Quelle: goodreads.com
Eine paradigmatische Figur ist die Delphinforscherin Piya Roy, die in den Klimaromanen des indischen Romanciers und Essayisten Amitav Gosh die Artenvielfalt in den Sundarbans, den Mangrovensümpfen im Ganges-Delta, erforscht (The Hungry Tide, 2004; Gun Island, 2021). Die Verzweiflung, die sich bei Kate Dibiasky angesichts der akuten Bedrohung durch den Kometen ereignishaft ausbricht, äussert sich bei Piya Roy in einer schleichenden Melancholie. Diese wiederum entspricht der Analyse des Klimawandels als eines schwer in dramatischen, lokal eingrenzbaren Ereignissen zu fassenden Phänomens, auf die sich Gosh beruft. Piya, die als Tochter indischer Eltern aus Kolkata in den USA aufwächst und als Fremde in die Sundarbans kommt, wird durch ihr Engagement für die bedrohten Delphine Teil der komplexen Verstrickungen zwischen dem Ökosystem, das sie untersucht, und der Geschichte des Kolonialismus, die vom Gangesdelta bis hin zu Biografien von Flüchtenden führt, die auf Inseln im Mittelmeer gestrandet sind. In Gun Island, dem jüngsten Roman Goshs, ist Piya nur eine von vielen Figuren, die zwischen den Sundarbans, Venedig, Sizilien, New York und Kalifornien unterwegs sind. Der Erzähler versucht, die Schauplätze ihrer ganz unterschiedlichen Lebensgeschichten in den Vordergrund treten zu lassen und sie so zu arrangieren, dass ein Muster sichtbar wird, mit dem sich so etwas wie eine Wirklichkeit des Lebens im Klimawandel fassen lässt.
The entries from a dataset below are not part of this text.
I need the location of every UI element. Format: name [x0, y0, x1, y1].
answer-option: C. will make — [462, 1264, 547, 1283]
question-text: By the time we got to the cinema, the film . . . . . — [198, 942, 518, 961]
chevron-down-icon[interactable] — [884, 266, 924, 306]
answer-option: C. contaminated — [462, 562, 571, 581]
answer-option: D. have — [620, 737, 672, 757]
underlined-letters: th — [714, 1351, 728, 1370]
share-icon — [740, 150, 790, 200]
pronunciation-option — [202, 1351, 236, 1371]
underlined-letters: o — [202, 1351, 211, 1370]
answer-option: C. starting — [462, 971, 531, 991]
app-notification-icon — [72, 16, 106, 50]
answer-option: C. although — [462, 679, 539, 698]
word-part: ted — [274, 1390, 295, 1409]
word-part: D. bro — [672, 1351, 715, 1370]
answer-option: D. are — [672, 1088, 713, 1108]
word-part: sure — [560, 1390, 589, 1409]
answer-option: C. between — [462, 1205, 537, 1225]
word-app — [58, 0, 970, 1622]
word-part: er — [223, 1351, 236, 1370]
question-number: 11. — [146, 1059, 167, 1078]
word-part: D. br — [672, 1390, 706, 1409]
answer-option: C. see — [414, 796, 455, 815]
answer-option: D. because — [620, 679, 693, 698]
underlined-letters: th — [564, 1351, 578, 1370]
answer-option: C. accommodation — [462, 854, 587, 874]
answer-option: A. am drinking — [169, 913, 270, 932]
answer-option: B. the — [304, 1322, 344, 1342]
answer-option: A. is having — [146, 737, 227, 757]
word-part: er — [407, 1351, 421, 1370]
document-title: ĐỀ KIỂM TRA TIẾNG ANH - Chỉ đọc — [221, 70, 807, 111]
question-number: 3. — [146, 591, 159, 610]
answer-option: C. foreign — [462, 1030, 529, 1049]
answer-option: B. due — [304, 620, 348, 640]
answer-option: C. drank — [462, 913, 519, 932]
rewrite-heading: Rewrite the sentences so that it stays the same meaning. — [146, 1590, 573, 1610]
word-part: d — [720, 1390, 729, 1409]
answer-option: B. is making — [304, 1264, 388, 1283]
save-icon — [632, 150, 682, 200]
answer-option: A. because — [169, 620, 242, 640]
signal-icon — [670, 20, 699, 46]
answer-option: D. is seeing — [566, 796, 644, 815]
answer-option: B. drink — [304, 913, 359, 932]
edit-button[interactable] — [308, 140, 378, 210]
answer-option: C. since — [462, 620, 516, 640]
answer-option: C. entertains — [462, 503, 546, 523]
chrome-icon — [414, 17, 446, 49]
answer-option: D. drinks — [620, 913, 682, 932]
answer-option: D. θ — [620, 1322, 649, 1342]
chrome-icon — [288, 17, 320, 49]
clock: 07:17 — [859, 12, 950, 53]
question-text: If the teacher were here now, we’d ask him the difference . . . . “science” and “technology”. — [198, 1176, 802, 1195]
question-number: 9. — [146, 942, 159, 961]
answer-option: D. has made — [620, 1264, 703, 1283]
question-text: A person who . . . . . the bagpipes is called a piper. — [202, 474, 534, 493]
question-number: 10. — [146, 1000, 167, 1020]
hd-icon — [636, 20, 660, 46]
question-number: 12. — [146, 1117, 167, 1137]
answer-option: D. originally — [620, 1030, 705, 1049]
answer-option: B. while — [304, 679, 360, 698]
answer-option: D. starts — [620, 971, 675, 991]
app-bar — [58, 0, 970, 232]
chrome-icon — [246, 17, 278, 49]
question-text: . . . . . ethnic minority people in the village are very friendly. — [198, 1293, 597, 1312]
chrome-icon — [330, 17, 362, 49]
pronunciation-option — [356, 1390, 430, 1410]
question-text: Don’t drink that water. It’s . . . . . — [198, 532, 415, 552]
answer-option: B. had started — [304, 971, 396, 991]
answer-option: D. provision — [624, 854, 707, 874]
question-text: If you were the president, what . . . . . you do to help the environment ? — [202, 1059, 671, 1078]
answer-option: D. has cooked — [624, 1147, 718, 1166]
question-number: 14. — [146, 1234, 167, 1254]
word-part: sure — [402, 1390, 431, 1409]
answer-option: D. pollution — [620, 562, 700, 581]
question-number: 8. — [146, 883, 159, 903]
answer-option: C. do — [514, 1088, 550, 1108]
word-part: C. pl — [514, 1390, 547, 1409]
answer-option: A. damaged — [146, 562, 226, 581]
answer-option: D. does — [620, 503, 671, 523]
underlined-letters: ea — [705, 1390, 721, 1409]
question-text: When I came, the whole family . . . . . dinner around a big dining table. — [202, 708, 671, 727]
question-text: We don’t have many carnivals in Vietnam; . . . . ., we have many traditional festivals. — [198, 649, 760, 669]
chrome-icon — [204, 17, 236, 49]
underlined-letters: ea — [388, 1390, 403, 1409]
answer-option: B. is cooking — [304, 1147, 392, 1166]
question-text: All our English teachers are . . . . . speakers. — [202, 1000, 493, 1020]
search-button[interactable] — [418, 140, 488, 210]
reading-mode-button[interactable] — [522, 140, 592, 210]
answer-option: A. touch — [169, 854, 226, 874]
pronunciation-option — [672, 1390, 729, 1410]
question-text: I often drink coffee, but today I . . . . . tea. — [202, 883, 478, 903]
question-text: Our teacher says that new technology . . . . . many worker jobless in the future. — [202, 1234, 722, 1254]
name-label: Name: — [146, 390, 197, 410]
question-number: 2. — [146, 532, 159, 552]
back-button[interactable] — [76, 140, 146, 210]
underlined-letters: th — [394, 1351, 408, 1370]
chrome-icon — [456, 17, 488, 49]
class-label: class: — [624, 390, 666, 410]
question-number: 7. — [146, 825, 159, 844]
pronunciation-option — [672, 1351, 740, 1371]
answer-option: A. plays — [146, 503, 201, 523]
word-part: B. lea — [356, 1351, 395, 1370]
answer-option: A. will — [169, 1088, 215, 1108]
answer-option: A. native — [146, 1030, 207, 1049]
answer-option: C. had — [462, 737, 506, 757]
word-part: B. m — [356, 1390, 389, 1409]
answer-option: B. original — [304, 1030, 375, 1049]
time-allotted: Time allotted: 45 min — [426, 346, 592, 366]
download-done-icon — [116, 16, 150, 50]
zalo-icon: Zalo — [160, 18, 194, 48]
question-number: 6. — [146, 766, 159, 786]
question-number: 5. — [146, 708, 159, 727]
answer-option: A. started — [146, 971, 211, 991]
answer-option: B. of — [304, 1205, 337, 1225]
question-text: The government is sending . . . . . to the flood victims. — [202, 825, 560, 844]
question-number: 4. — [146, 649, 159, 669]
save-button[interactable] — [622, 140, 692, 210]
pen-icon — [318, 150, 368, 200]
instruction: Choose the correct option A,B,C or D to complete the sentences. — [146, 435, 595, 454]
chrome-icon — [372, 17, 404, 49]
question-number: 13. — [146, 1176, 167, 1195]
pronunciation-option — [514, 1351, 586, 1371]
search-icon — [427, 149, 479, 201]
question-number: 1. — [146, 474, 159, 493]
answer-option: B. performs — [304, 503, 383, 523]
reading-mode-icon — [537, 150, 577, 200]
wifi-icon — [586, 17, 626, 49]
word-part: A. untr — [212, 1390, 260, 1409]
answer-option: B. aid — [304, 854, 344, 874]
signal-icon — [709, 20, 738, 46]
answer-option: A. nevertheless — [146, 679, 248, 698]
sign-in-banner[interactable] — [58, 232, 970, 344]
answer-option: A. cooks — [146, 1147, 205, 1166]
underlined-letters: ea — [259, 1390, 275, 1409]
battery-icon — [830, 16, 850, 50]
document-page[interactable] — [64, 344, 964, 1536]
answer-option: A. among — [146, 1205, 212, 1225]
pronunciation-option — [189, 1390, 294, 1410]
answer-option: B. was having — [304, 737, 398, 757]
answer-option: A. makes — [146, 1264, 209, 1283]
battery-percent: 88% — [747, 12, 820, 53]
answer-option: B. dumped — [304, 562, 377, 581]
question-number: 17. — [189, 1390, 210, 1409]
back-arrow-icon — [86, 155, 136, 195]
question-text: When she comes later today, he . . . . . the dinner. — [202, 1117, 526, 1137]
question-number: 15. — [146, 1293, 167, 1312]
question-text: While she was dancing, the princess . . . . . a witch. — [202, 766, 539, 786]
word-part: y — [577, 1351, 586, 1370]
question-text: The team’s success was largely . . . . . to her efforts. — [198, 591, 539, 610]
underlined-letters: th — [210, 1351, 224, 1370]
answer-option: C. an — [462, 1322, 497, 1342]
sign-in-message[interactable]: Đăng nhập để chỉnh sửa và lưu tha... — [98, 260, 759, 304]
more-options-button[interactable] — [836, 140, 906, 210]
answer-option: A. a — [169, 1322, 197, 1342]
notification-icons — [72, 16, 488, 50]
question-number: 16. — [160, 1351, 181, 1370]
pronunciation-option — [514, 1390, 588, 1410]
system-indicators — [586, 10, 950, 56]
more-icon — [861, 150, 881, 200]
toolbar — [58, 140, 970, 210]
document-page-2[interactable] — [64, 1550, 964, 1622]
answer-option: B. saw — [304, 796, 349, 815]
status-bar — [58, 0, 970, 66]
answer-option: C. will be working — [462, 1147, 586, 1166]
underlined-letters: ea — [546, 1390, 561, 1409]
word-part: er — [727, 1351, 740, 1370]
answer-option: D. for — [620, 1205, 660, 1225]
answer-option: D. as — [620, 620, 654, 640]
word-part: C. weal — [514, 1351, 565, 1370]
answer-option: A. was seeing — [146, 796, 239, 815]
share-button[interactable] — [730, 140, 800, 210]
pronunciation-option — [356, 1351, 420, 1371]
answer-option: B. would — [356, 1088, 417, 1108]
Zur Heldin wird die ökologisch engagierte Forscher:in nicht; vielmehr wird an ihr das verhandelt, was der ökokritische Literaturwissenschaftler Timothy Clark als «anthropocene disorder» bezeichnet – die Verstörung angesichts der selbst für Expert:innen letztlich schwer fassbaren Veränderung der Biosphäre. Die Figuren mögen toben vor Wut und Empörung, doch letztlich liegt ein melancholischer Schleier über vielen Klimaerzählungen. Auch wenn immer wieder gefordert wird, nicht zuletzt von Amitav Gosh selbst, dass Literatur und Film die Aufgabe hätten, die Menschen aufzurütteln, so liegt die Stärke des populären Erzählens nicht in der Didaktik, sondern in der Analyse. Es stimmt zwar, dass Climate Fiction unter anderem von aufwändigen Recherchen der Autor:innen und entsprechend exzessiver Wissensvermittlung lebt. Entscheidend ist aber, dass die Welt in der Krise als ein System inszeniert wird, das sich vielleicht nicht so schnell ändern, aber doch immerhin verstehen lässt. Das Warten auf eine unerwartete Wende, auf ein Wunder, das alles wider jede Logik gut werden lässt, ist der Climate Fiction jedenfalls fremd. Dafür setzt sie Berechenbarkeit als Verfahren der grösstmöglichen Verfremdung ein, als eine Ent-Täuschung, die wir auch in der Wirklichkeit benötigen. Don’t Look Up mit seiner Zuspitzung auf einen für alle evidenten Extremfall – just look up! – ist das beste Beispiel dafür.